Francesco Russo e Angelo Caci, rispondono delle ipotesi di reato di "tentato omicidio in concorso aggravato dalle modalità mafiose" e di "detenzione abusiva di arma da fuoco". Invece tutti gli imputati (ad esclusione della 44enne cubana) devono difendersi dall'accusa di "tentata estorsione continuata in concorso e aggravata dalle modalità mafiose". La sola Evilys Pimentel Roque risponde di favoreggiamento personale per aver aiutato i due Russo e Caci a sfuggire alla cattura dopo l'attentato a Calignano.
 
Gli imputati sono assistiti dagli avvocati Alberto Paperi, Giuseppe Corleto, Tommaso Valente, Francesca Conte, Luigi Corvaglia, David Dell'Atti, Stefano Pati, Francesco Risi e Davide Vitali.
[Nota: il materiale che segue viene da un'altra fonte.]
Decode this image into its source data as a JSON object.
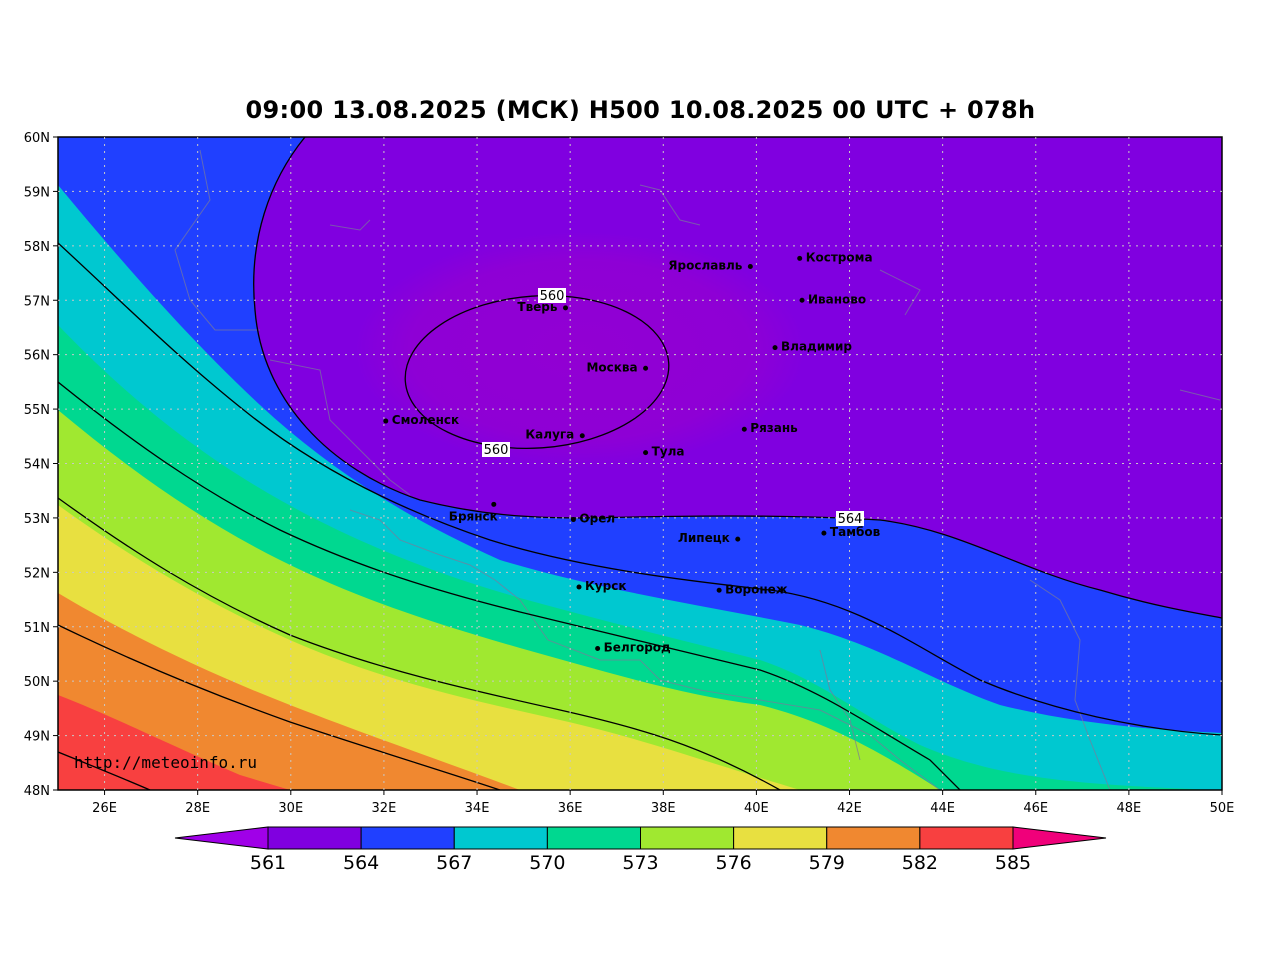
{
  "title": "09:00 13.08.2025 (МСК) H500  10.08.2025 00 UTC + 078h",
  "watermark": "http://meteoinfo.ru",
  "lat_labels": [
    "60N",
    "59N",
    "58N",
    "57N",
    "56N",
    "55N",
    "54N",
    "53N",
    "52N",
    "51N",
    "50N",
    "49N",
    "48N"
  ],
  "lon_labels": [
    "26E",
    "28E",
    "30E",
    "32E",
    "34E",
    "36E",
    "38E",
    "40E",
    "42E",
    "44E",
    "46E",
    "48E",
    "50E"
  ],
  "colorbar": {
    "values": [
      "561",
      "564",
      "567",
      "570",
      "573",
      "576",
      "579",
      "582",
      "585"
    ],
    "colors": [
      "#8000e0",
      "#2040ff",
      "#00c8d0",
      "#00d890",
      "#a0e830",
      "#e8e040",
      "#f08830",
      "#f84040"
    ],
    "under_color": "#a000e8",
    "over_color": "#f0007a"
  },
  "contour_labels": [
    "560",
    "560",
    "564"
  ],
  "cities": [
    {
      "name": "Кострома"
    },
    {
      "name": "Ярославль"
    },
    {
      "name": "Иваново"
    },
    {
      "name": "Тверь"
    },
    {
      "name": "Владимир"
    },
    {
      "name": "Москва"
    },
    {
      "name": "Смоленск"
    },
    {
      "name": "Рязань"
    },
    {
      "name": "Калуга"
    },
    {
      "name": "Тула"
    },
    {
      "name": "Брянск"
    },
    {
      "name": "Орел"
    },
    {
      "name": "Тамбов"
    },
    {
      "name": "Липецк"
    },
    {
      "name": "Курск"
    },
    {
      "name": "Воронеж"
    },
    {
      "name": "Белгород"
    }
  ]
}
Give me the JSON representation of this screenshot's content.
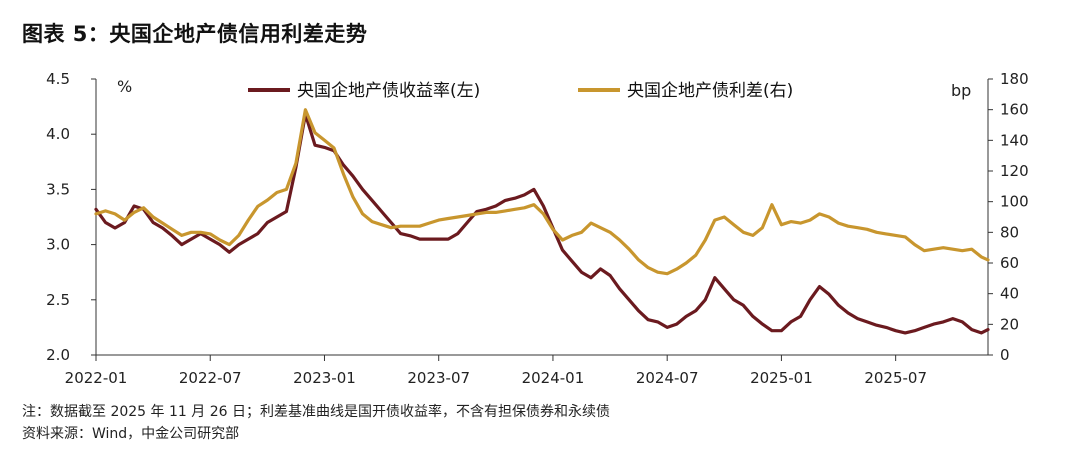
{
  "title": "图表 5：央国企地产债信用利差走势",
  "notes": {
    "line1": "注：数据截至 2025 年 11 月 26 日；利差基准曲线是国开债收益率，不含有担保债券和永续债",
    "line2": "资料来源：Wind，中金公司研究部"
  },
  "colors": {
    "yield": "#6b1a1f",
    "spread": "#c8962e",
    "axis": "#333333"
  },
  "chart_data": {
    "type": "line",
    "title": "图表 5：央国企地产债信用利差走势",
    "xlabel": "",
    "ylabel_left": "%",
    "ylabel_right": "bp",
    "ylim_left": [
      2.0,
      4.5
    ],
    "ylim_right": [
      0,
      180
    ],
    "yticks_left": [
      "2.0",
      "2.5",
      "3.0",
      "3.5",
      "4.0",
      "4.5"
    ],
    "yticks_right": [
      "0",
      "20",
      "40",
      "60",
      "80",
      "100",
      "120",
      "140",
      "160",
      "180"
    ],
    "xticks": [
      {
        "label": "2022-01",
        "t": 0
      },
      {
        "label": "2022-07",
        "t": 6
      },
      {
        "label": "2023-01",
        "t": 12
      },
      {
        "label": "2023-07",
        "t": 18
      },
      {
        "label": "2024-01",
        "t": 24
      },
      {
        "label": "2024-07",
        "t": 30
      },
      {
        "label": "2025-01",
        "t": 36
      },
      {
        "label": "2025-07",
        "t": 42
      }
    ],
    "t_range": [
      0,
      46.85
    ],
    "series": [
      {
        "name": "央国企地产债收益率(左)",
        "axis": "left",
        "t": [
          0,
          0.5,
          1,
          1.5,
          2,
          2.5,
          3,
          3.5,
          4,
          4.5,
          5,
          5.5,
          6,
          6.5,
          7,
          7.5,
          8,
          8.5,
          9,
          9.5,
          10,
          10.5,
          11,
          11.5,
          12,
          12.5,
          13,
          13.5,
          14,
          14.5,
          15,
          15.5,
          16,
          16.5,
          17,
          17.5,
          18,
          18.5,
          19,
          19.5,
          20,
          20.5,
          21,
          21.5,
          22,
          22.5,
          23,
          23.5,
          24,
          24.5,
          25,
          25.5,
          26,
          26.5,
          27,
          27.5,
          28,
          28.5,
          29,
          29.5,
          30,
          30.5,
          31,
          31.5,
          32,
          32.5,
          33,
          33.5,
          34,
          34.5,
          35,
          35.5,
          36,
          36.5,
          37,
          37.5,
          38,
          38.5,
          39,
          39.5,
          40,
          40.5,
          41,
          41.5,
          42,
          42.5,
          43,
          43.5,
          44,
          44.5,
          45,
          45.5,
          46,
          46.5,
          46.85
        ],
        "values": [
          3.32,
          3.2,
          3.15,
          3.2,
          3.35,
          3.32,
          3.2,
          3.15,
          3.08,
          3.0,
          3.05,
          3.1,
          3.05,
          3.0,
          2.93,
          3.0,
          3.05,
          3.1,
          3.2,
          3.25,
          3.3,
          3.7,
          4.18,
          3.9,
          3.88,
          3.85,
          3.72,
          3.62,
          3.5,
          3.4,
          3.3,
          3.2,
          3.1,
          3.08,
          3.05,
          3.05,
          3.05,
          3.05,
          3.1,
          3.2,
          3.3,
          3.32,
          3.35,
          3.4,
          3.42,
          3.45,
          3.5,
          3.35,
          3.15,
          2.95,
          2.85,
          2.75,
          2.7,
          2.78,
          2.72,
          2.6,
          2.5,
          2.4,
          2.32,
          2.3,
          2.25,
          2.28,
          2.35,
          2.4,
          2.5,
          2.7,
          2.6,
          2.5,
          2.45,
          2.35,
          2.28,
          2.22,
          2.22,
          2.3,
          2.35,
          2.5,
          2.62,
          2.55,
          2.45,
          2.38,
          2.33,
          2.3,
          2.27,
          2.25,
          2.22,
          2.2,
          2.22,
          2.25,
          2.28,
          2.3,
          2.33,
          2.3,
          2.23,
          2.2,
          2.23
        ]
      },
      {
        "name": "央国企地产债利差(右)",
        "axis": "right",
        "t": [
          0,
          0.5,
          1,
          1.5,
          2,
          2.5,
          3,
          3.5,
          4,
          4.5,
          5,
          5.5,
          6,
          6.5,
          7,
          7.5,
          8,
          8.5,
          9,
          9.5,
          10,
          10.5,
          11,
          11.5,
          12,
          12.5,
          13,
          13.5,
          14,
          14.5,
          15,
          15.5,
          16,
          16.5,
          17,
          17.5,
          18,
          18.5,
          19,
          19.5,
          20,
          20.5,
          21,
          21.5,
          22,
          22.5,
          23,
          23.5,
          24,
          24.5,
          25,
          25.5,
          26,
          26.5,
          27,
          27.5,
          28,
          28.5,
          29,
          29.5,
          30,
          30.5,
          31,
          31.5,
          32,
          32.5,
          33,
          33.5,
          34,
          34.5,
          35,
          35.5,
          36,
          36.5,
          37,
          37.5,
          38,
          38.5,
          39,
          39.5,
          40,
          40.5,
          41,
          41.5,
          42,
          42.5,
          43,
          43.5,
          44,
          44.5,
          45,
          45.5,
          46,
          46.5,
          46.85
        ],
        "values": [
          92,
          94,
          92,
          88,
          93,
          96,
          90,
          86,
          82,
          78,
          80,
          80,
          79,
          75,
          72,
          78,
          88,
          97,
          101,
          106,
          108,
          125,
          160,
          145,
          140,
          135,
          118,
          103,
          92,
          87,
          85,
          83,
          84,
          84,
          84,
          86,
          88,
          89,
          90,
          91,
          92,
          93,
          93,
          94,
          95,
          96,
          98,
          92,
          82,
          75,
          78,
          80,
          86,
          83,
          80,
          75,
          69,
          62,
          57,
          54,
          53,
          56,
          60,
          65,
          75,
          88,
          90,
          85,
          80,
          78,
          83,
          98,
          85,
          87,
          86,
          88,
          92,
          90,
          86,
          84,
          83,
          82,
          80,
          79,
          78,
          77,
          72,
          68,
          69,
          70,
          69,
          68,
          69,
          64,
          62
        ]
      }
    ],
    "legend": [
      "央国企地产债收益率(左)",
      "央国企地产债利差(右)"
    ],
    "legend_position": "top"
  }
}
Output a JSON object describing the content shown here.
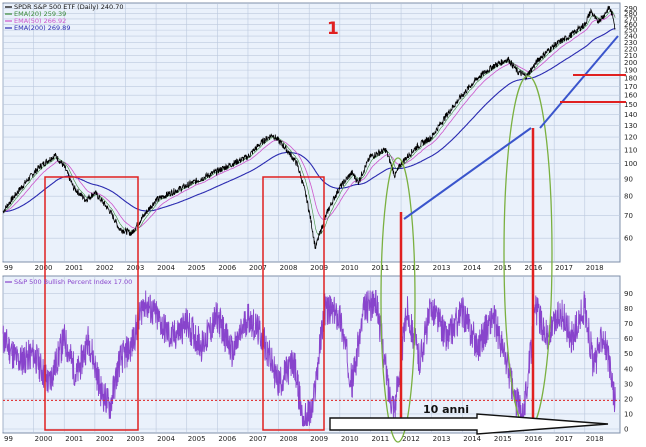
{
  "chart_data": [
    {
      "type": "line",
      "panel": "price",
      "legend": [
        {
          "text": "SPDR S&P 500 ETF (Daily) 240.70",
          "color": "#000000"
        },
        {
          "text": "EMA(20) 259.39",
          "color": "#3a8a3a"
        },
        {
          "text": "EMA(50) 266.92",
          "color": "#cc55cc"
        },
        {
          "text": "EMA(200) 269.89",
          "color": "#2a2ab0"
        }
      ],
      "annotation_number": "1",
      "x_ticks": [
        "99",
        "2000",
        "2001",
        "2002",
        "2003",
        "2004",
        "2005",
        "2006",
        "2007",
        "2008",
        "2009",
        "2010",
        "2011",
        "2012",
        "2013",
        "2014",
        "2015",
        "2016",
        "2017",
        "2018"
      ],
      "y_ticks": [
        290,
        280,
        270,
        260,
        250,
        240,
        230,
        220,
        210,
        200,
        190,
        180,
        170,
        160,
        150,
        140,
        130,
        120,
        110,
        100,
        90,
        80,
        70,
        60
      ],
      "y_scale": "log",
      "ylim": [
        52,
        295
      ],
      "grid": true,
      "anchors": [
        {
          "x": 1999.0,
          "y": 72
        },
        {
          "x": 1999.6,
          "y": 85
        },
        {
          "x": 2000.2,
          "y": 98
        },
        {
          "x": 2000.7,
          "y": 106
        },
        {
          "x": 2001.0,
          "y": 98
        },
        {
          "x": 2001.3,
          "y": 85
        },
        {
          "x": 2001.7,
          "y": 78
        },
        {
          "x": 2002.0,
          "y": 82
        },
        {
          "x": 2002.5,
          "y": 72
        },
        {
          "x": 2002.8,
          "y": 64
        },
        {
          "x": 2003.2,
          "y": 62
        },
        {
          "x": 2003.6,
          "y": 70
        },
        {
          "x": 2004.0,
          "y": 78
        },
        {
          "x": 2005.0,
          "y": 86
        },
        {
          "x": 2006.0,
          "y": 95
        },
        {
          "x": 2007.0,
          "y": 105
        },
        {
          "x": 2007.5,
          "y": 117
        },
        {
          "x": 2007.8,
          "y": 122
        },
        {
          "x": 2008.2,
          "y": 112
        },
        {
          "x": 2008.6,
          "y": 100
        },
        {
          "x": 2008.9,
          "y": 80
        },
        {
          "x": 2009.2,
          "y": 56
        },
        {
          "x": 2009.6,
          "y": 72
        },
        {
          "x": 2010.0,
          "y": 85
        },
        {
          "x": 2010.4,
          "y": 94
        },
        {
          "x": 2010.6,
          "y": 88
        },
        {
          "x": 2011.0,
          "y": 105
        },
        {
          "x": 2011.5,
          "y": 110
        },
        {
          "x": 2011.8,
          "y": 92
        },
        {
          "x": 2012.0,
          "y": 100
        },
        {
          "x": 2012.5,
          "y": 112
        },
        {
          "x": 2013.0,
          "y": 120
        },
        {
          "x": 2013.5,
          "y": 140
        },
        {
          "x": 2014.0,
          "y": 160
        },
        {
          "x": 2014.5,
          "y": 180
        },
        {
          "x": 2015.0,
          "y": 195
        },
        {
          "x": 2015.5,
          "y": 205
        },
        {
          "x": 2015.8,
          "y": 188
        },
        {
          "x": 2016.1,
          "y": 182
        },
        {
          "x": 2016.5,
          "y": 205
        },
        {
          "x": 2017.0,
          "y": 225
        },
        {
          "x": 2017.5,
          "y": 240
        },
        {
          "x": 2018.0,
          "y": 260
        },
        {
          "x": 2018.2,
          "y": 285
        },
        {
          "x": 2018.4,
          "y": 265
        },
        {
          "x": 2018.6,
          "y": 275
        },
        {
          "x": 2018.8,
          "y": 292
        },
        {
          "x": 2018.95,
          "y": 270
        },
        {
          "x": 2019.0,
          "y": 245
        }
      ]
    },
    {
      "type": "line",
      "panel": "indicator",
      "legend": [
        {
          "text": "S&P 500 Bullish Percent Index 17.00",
          "color": "#8844cc"
        }
      ],
      "x_ticks": [
        "99",
        "2000",
        "2001",
        "2002",
        "2003",
        "2004",
        "2005",
        "2006",
        "2007",
        "2008",
        "2009",
        "2010",
        "2011",
        "2012",
        "2013",
        "2014",
        "2015",
        "2016",
        "2017",
        "2018"
      ],
      "y_ticks": [
        90,
        80,
        70,
        60,
        50,
        40,
        30,
        20,
        10,
        0
      ],
      "ylim": [
        0,
        95
      ],
      "grid": true,
      "reference_line": 19,
      "annotation_text": "10 anni",
      "anchors": [
        {
          "x": 1999.0,
          "y": 60
        },
        {
          "x": 1999.5,
          "y": 45
        },
        {
          "x": 2000.0,
          "y": 50
        },
        {
          "x": 2000.5,
          "y": 30
        },
        {
          "x": 2001.0,
          "y": 60
        },
        {
          "x": 2001.4,
          "y": 35
        },
        {
          "x": 2001.8,
          "y": 60
        },
        {
          "x": 2002.2,
          "y": 25
        },
        {
          "x": 2002.5,
          "y": 15
        },
        {
          "x": 2002.8,
          "y": 45
        },
        {
          "x": 2003.2,
          "y": 55
        },
        {
          "x": 2003.6,
          "y": 85
        },
        {
          "x": 2004.0,
          "y": 75
        },
        {
          "x": 2004.5,
          "y": 60
        },
        {
          "x": 2005.0,
          "y": 70
        },
        {
          "x": 2005.5,
          "y": 55
        },
        {
          "x": 2006.0,
          "y": 75
        },
        {
          "x": 2006.5,
          "y": 50
        },
        {
          "x": 2007.0,
          "y": 75
        },
        {
          "x": 2007.5,
          "y": 60
        },
        {
          "x": 2008.0,
          "y": 30
        },
        {
          "x": 2008.5,
          "y": 45
        },
        {
          "x": 2008.8,
          "y": 5
        },
        {
          "x": 2009.1,
          "y": 12
        },
        {
          "x": 2009.5,
          "y": 80
        },
        {
          "x": 2010.0,
          "y": 75
        },
        {
          "x": 2010.4,
          "y": 30
        },
        {
          "x": 2010.8,
          "y": 80
        },
        {
          "x": 2011.2,
          "y": 85
        },
        {
          "x": 2011.6,
          "y": 25
        },
        {
          "x": 2011.8,
          "y": 15
        },
        {
          "x": 2012.2,
          "y": 80
        },
        {
          "x": 2012.6,
          "y": 45
        },
        {
          "x": 2013.0,
          "y": 82
        },
        {
          "x": 2013.5,
          "y": 60
        },
        {
          "x": 2014.0,
          "y": 78
        },
        {
          "x": 2014.5,
          "y": 55
        },
        {
          "x": 2015.0,
          "y": 75
        },
        {
          "x": 2015.5,
          "y": 40
        },
        {
          "x": 2015.7,
          "y": 20
        },
        {
          "x": 2016.0,
          "y": 10
        },
        {
          "x": 2016.4,
          "y": 80
        },
        {
          "x": 2016.8,
          "y": 60
        },
        {
          "x": 2017.2,
          "y": 78
        },
        {
          "x": 2017.6,
          "y": 60
        },
        {
          "x": 2018.0,
          "y": 82
        },
        {
          "x": 2018.3,
          "y": 40
        },
        {
          "x": 2018.6,
          "y": 65
        },
        {
          "x": 2018.9,
          "y": 30
        },
        {
          "x": 2019.0,
          "y": 17
        }
      ]
    }
  ]
}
La vittima dell'agguato è invece difesa dal legale Massimo Muci.
  
Fondamentali ai fini delle indagini, condotte dai carabinieri del nucleo investigativo di Lecce assieme ai colleghi di Nardò e Gallipoli, le dichiarazioni della vittima della tentata estorsione.
  
L'uomo ha ricostruito la vicenda della richiesta di denaro messa in atto dai tre indagati attraverso minacce e violenze fisiche. Il commerciante, titolare di un esercizio specializzato nella tolettatura  per animali, ha dunque riferito di una prima richiesta estorsiva di 500 euro, da lui non "soddisfatta" per mancanza di liquidità, ma della quale venne informato Calignano. Questi si interessò alla faccenda, interloquendo con i presunti estorsori che ebbero, evidentemente, una reazione contraria alle "aspettative, che sfociò nel tentativo di ammazzare lo stesso Calignano. Dopo l'agguato, la "vittima" sarebbe stata condotta in Ospedale da Antonio Duma 55enne di Nardò, finito in manette, con l'accusa di spaccio di sostanze stupefacenti, in un'altra inchiesta. Ad ogni modo Calignano, pur ferito gravemente riuscì a sopravvivere al sanguinoso attentato.
   
Nelle settimane scorse, invece, Angelo Caci e Giampiero Russo sono stati condannati a 3 anni e 2 mesi per una rapina a Novara. La collaborazione tra i carabinieri del Comune piemontese e quelli di Lecce è stata fondamentale. Dall’analisi del traffico telefonico intercorso sulle utenze in uso ai rapinatori sono emersi elementi utili per entrambe le inchieste.